PCA For categorical features? PCA For categorical features? python python

PCA For categorical features?


I disagree with the others.

While you can use PCA on binary data (e.g. one-hot encoded data) that does not mean it is a good thing, or it will work very well.

PCA is designed for continuous variables. It tries to minimize variance (=squared deviations). The concept of squared deviations breaks down when you have binary variables.

So yes, you can use PCA. And yes, you get an output. It even is a least-squared output: it's not as if PCA would segfault on such data. It works, but it is just much less meaningful than you'd want it to be; and supposedly less meaningful than e.g. frequent pattern mining.


MCA is a known technique for categorical data dimension reduction. In R there is a lot of package to use MCA and even mix with PCA in mixed contexts. In python exist a a mca library too. MCA apply similar maths that PCA, indeed the French statistician used to say, "data analysis is to find correct matrix to diagonalize"
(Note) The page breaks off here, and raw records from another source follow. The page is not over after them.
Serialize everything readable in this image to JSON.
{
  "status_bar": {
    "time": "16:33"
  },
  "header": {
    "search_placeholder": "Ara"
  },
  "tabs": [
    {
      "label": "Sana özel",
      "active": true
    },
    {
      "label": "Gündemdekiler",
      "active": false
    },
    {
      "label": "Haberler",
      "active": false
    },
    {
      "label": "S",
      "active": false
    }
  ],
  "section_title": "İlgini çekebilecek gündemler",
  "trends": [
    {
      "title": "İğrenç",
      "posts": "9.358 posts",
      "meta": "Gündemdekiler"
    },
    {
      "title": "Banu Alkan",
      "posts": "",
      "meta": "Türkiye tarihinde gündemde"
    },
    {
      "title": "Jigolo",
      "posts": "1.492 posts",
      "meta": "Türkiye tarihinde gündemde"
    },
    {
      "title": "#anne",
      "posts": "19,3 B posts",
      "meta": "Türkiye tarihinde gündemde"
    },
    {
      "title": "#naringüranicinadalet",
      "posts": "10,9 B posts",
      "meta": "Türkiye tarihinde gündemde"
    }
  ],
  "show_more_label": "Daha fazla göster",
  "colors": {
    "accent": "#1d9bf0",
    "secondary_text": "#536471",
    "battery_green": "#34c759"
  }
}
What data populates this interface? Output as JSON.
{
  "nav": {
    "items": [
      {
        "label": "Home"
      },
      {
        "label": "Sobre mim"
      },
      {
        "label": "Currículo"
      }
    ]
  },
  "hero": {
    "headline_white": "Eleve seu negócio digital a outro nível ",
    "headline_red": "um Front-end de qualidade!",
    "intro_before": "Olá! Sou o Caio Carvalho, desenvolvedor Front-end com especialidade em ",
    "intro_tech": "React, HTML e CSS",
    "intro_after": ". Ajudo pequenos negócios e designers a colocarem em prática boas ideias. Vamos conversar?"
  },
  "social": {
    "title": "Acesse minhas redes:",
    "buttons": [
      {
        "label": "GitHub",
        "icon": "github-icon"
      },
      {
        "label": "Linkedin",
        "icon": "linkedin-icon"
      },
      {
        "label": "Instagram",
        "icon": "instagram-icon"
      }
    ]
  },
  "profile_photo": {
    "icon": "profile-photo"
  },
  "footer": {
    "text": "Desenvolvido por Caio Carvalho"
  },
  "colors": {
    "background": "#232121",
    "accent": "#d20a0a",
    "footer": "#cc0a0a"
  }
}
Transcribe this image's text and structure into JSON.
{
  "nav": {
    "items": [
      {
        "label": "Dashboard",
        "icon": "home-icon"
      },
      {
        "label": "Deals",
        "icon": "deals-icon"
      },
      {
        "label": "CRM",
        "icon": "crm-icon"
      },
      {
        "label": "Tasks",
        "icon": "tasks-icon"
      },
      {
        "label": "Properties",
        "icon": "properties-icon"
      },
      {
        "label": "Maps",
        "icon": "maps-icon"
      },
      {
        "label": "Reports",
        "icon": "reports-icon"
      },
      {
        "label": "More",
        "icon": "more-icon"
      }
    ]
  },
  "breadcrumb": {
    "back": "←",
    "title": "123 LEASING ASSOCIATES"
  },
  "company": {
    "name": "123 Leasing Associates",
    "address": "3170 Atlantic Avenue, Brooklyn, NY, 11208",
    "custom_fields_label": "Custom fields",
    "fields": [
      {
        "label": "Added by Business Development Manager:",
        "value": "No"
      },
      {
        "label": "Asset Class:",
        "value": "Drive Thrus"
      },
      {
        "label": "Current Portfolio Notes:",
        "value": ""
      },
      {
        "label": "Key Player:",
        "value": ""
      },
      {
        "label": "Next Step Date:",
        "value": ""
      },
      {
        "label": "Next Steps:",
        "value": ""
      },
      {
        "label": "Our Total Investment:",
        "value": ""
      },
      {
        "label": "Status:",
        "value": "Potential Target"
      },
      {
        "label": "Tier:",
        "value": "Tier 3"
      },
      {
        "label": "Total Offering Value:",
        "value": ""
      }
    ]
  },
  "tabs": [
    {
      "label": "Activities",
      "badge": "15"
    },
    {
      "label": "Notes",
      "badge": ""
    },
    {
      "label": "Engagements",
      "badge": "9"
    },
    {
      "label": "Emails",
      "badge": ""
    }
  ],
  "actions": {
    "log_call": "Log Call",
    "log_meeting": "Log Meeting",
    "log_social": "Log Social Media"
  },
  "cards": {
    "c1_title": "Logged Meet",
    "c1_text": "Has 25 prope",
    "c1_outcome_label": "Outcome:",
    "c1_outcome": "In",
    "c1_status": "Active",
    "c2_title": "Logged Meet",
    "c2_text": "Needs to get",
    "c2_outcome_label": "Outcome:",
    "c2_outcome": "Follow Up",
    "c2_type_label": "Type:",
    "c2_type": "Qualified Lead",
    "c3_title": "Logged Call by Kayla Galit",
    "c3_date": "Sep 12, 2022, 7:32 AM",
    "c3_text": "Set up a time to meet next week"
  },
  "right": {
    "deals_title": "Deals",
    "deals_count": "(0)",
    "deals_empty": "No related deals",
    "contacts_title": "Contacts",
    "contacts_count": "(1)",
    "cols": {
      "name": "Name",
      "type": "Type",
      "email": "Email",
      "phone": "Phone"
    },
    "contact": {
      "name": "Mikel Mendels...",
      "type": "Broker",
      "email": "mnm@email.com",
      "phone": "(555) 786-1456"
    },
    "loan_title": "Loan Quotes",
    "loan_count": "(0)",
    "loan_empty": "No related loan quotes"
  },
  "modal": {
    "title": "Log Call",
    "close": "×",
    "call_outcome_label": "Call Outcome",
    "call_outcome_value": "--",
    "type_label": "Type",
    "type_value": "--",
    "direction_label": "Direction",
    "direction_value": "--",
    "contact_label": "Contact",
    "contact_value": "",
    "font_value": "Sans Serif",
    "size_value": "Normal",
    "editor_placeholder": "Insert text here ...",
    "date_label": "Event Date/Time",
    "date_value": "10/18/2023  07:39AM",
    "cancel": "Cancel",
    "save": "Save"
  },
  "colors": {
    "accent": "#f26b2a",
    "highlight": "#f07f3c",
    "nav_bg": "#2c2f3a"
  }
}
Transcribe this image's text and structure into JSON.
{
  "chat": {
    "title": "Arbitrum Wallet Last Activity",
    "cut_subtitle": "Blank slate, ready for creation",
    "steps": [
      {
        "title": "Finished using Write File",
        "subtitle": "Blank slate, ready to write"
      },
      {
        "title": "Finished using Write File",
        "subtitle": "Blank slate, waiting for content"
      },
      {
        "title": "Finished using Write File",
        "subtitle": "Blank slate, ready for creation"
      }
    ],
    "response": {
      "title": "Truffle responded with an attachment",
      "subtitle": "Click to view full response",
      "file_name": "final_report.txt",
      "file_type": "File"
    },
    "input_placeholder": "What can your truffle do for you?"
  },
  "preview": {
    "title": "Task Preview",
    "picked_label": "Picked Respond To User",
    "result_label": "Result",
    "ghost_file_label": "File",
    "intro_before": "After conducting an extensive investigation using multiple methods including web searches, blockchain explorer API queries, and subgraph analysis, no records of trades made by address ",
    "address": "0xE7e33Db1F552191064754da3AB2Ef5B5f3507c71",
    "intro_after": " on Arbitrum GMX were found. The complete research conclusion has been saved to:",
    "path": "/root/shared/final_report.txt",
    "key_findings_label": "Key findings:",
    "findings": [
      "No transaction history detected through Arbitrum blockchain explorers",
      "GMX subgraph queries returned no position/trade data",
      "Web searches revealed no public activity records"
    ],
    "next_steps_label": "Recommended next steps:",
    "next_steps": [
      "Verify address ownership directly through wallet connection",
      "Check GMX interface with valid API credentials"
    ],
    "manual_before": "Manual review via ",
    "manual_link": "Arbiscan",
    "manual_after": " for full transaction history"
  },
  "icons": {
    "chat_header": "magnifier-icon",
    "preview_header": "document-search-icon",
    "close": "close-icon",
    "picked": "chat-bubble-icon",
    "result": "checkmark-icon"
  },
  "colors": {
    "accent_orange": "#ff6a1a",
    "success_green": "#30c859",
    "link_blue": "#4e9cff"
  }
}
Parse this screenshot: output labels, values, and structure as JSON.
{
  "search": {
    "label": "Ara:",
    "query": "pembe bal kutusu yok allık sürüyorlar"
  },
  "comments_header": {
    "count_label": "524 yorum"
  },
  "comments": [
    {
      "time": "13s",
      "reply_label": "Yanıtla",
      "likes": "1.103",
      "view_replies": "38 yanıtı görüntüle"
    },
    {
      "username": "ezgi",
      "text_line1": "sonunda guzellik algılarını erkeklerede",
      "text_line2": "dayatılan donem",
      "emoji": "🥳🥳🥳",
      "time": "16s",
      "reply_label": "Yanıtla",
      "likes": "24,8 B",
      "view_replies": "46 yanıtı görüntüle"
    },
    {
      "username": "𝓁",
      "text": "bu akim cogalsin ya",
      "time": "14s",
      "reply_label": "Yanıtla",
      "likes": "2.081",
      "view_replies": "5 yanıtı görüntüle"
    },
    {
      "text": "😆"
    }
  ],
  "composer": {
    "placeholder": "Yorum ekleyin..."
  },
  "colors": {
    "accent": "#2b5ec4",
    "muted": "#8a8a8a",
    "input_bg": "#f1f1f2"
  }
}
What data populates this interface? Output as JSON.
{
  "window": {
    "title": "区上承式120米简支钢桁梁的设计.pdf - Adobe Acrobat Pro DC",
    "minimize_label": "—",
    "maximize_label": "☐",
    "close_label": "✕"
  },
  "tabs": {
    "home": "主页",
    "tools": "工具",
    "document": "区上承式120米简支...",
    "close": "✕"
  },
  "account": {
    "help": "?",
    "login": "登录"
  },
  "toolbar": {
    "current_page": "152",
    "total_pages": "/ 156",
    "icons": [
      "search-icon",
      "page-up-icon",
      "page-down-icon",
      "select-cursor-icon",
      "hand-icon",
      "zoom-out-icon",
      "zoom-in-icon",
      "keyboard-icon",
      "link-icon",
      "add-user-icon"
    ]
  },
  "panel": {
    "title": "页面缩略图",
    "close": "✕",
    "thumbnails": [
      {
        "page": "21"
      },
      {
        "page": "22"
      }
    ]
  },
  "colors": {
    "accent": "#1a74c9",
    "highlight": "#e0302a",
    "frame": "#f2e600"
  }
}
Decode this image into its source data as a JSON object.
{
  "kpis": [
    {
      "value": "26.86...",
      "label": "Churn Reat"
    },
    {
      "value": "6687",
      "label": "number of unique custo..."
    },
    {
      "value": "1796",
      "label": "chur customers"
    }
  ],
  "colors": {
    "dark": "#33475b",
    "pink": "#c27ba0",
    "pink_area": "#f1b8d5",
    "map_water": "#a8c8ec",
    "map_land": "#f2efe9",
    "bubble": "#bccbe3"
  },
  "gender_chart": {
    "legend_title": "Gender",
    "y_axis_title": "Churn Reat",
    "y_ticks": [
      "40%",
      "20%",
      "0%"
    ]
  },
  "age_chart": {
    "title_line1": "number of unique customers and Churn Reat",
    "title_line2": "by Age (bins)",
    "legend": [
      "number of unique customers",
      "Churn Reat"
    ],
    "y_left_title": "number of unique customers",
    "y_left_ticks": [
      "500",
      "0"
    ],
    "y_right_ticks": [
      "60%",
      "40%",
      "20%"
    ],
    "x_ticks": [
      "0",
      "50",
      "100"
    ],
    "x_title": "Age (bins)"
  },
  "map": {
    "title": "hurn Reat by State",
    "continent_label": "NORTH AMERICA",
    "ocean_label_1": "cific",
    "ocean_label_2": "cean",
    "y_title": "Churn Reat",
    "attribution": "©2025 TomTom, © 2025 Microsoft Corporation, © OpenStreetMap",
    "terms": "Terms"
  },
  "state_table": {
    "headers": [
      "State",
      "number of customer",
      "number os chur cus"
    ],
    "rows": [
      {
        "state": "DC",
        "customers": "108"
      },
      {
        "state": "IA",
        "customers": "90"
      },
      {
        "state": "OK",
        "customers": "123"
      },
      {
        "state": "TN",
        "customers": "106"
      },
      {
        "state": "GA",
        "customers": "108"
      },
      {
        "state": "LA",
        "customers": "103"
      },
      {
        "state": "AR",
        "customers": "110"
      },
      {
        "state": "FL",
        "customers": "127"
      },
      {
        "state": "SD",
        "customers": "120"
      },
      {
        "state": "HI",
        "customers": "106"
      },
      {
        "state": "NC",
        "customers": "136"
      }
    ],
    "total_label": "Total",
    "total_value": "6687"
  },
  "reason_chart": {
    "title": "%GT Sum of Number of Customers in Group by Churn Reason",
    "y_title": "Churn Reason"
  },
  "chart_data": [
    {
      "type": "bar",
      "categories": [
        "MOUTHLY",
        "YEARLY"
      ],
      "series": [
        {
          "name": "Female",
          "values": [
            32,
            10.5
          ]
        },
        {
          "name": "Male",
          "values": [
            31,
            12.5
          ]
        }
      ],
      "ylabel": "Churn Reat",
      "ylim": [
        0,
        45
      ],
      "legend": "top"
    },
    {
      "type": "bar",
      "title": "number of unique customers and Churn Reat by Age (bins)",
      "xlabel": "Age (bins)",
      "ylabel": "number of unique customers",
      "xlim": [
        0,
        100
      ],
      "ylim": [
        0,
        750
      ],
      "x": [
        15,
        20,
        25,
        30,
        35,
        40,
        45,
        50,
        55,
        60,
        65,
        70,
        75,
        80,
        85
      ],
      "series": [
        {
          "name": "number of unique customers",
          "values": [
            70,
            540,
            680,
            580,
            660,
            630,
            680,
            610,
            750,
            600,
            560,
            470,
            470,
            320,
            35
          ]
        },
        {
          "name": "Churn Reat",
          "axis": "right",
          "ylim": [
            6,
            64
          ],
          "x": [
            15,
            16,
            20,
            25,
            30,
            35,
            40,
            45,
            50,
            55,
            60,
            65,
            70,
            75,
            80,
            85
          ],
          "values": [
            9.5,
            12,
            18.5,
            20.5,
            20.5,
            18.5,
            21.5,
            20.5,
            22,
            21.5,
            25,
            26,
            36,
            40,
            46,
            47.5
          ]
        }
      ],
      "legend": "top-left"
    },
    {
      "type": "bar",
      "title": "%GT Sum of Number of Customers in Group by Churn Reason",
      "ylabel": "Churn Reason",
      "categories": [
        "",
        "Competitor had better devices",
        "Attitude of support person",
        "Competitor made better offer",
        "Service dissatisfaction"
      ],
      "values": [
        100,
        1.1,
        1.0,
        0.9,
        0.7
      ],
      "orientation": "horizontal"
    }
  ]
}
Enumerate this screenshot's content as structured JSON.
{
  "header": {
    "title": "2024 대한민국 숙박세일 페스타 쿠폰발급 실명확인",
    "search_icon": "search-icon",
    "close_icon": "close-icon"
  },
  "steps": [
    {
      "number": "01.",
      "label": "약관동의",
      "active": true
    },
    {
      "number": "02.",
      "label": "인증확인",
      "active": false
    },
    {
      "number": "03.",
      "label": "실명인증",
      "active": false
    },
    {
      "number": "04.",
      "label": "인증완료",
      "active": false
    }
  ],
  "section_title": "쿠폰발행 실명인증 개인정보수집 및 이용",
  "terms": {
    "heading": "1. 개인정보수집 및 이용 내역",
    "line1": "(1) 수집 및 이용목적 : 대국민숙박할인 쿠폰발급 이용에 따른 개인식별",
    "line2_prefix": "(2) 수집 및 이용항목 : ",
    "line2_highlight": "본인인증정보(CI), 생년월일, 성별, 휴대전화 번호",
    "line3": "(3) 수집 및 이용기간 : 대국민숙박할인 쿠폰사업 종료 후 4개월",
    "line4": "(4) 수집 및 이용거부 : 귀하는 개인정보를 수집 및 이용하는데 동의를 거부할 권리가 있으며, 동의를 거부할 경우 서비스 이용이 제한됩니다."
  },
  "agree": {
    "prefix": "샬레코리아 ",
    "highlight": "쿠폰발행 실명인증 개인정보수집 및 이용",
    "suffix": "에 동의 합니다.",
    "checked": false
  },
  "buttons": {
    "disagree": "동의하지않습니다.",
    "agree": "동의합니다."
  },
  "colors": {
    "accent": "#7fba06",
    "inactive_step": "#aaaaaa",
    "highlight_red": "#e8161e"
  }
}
http://gastonsanchez.com/visually-enforced/how-to/2012/10/13/MCA-in-R/


Basically, PCA finds and eliminate less informative (duplicate) information on feature set and reduce the dimension of feature space. In other words, imagine a N-dimensional hyperspace, PCA finds such M (M < N) features that the data variates most. In this way data may be represented as M-dimensional feature vectors. Mathematically, it is some-kind of a eigen-values & eigen vectors calculation of a feature space.

So, it is not important whether the features are continuous or not.

PCA is used widely on many application. Mostly for eliminating noisy, less informative data that comes from some sensor or hardware before classification/recognition.

Edit:

Statistically speaking, categorical features can be seen as discrete random variables in interval [0,1]. Computation for expectation E{X} and variance E{(X-E{X})^2) are still valid and meaningful for discrete rvs. I still stand for the applicability of PCA in case of categorical features.

Consider a case where you would like to predict whether "It is going to rain for a given day or not". You have categorical feature X which is "Do I have to go to work for the given day", 1 for yes and 0 for no. Clearly weather conditions do not depend on our work schedule, so P(R|X)=P(R). Assuming 5 days of work for every week, we have more 1s than 0s for X in our randomly collected dataset. PCA would probably lead to dropping this low-variance dimension in your feature representation.

At the end of the day, PCA is for dimension reduction with minimal loss of information. Intuitively, we rely on variance of the data on a given axis to measure its usefulness for the task. I don't think there is any theoretical limitation for applying it to categorical features. Practical value depends on application and data which is also the case for continuous variables.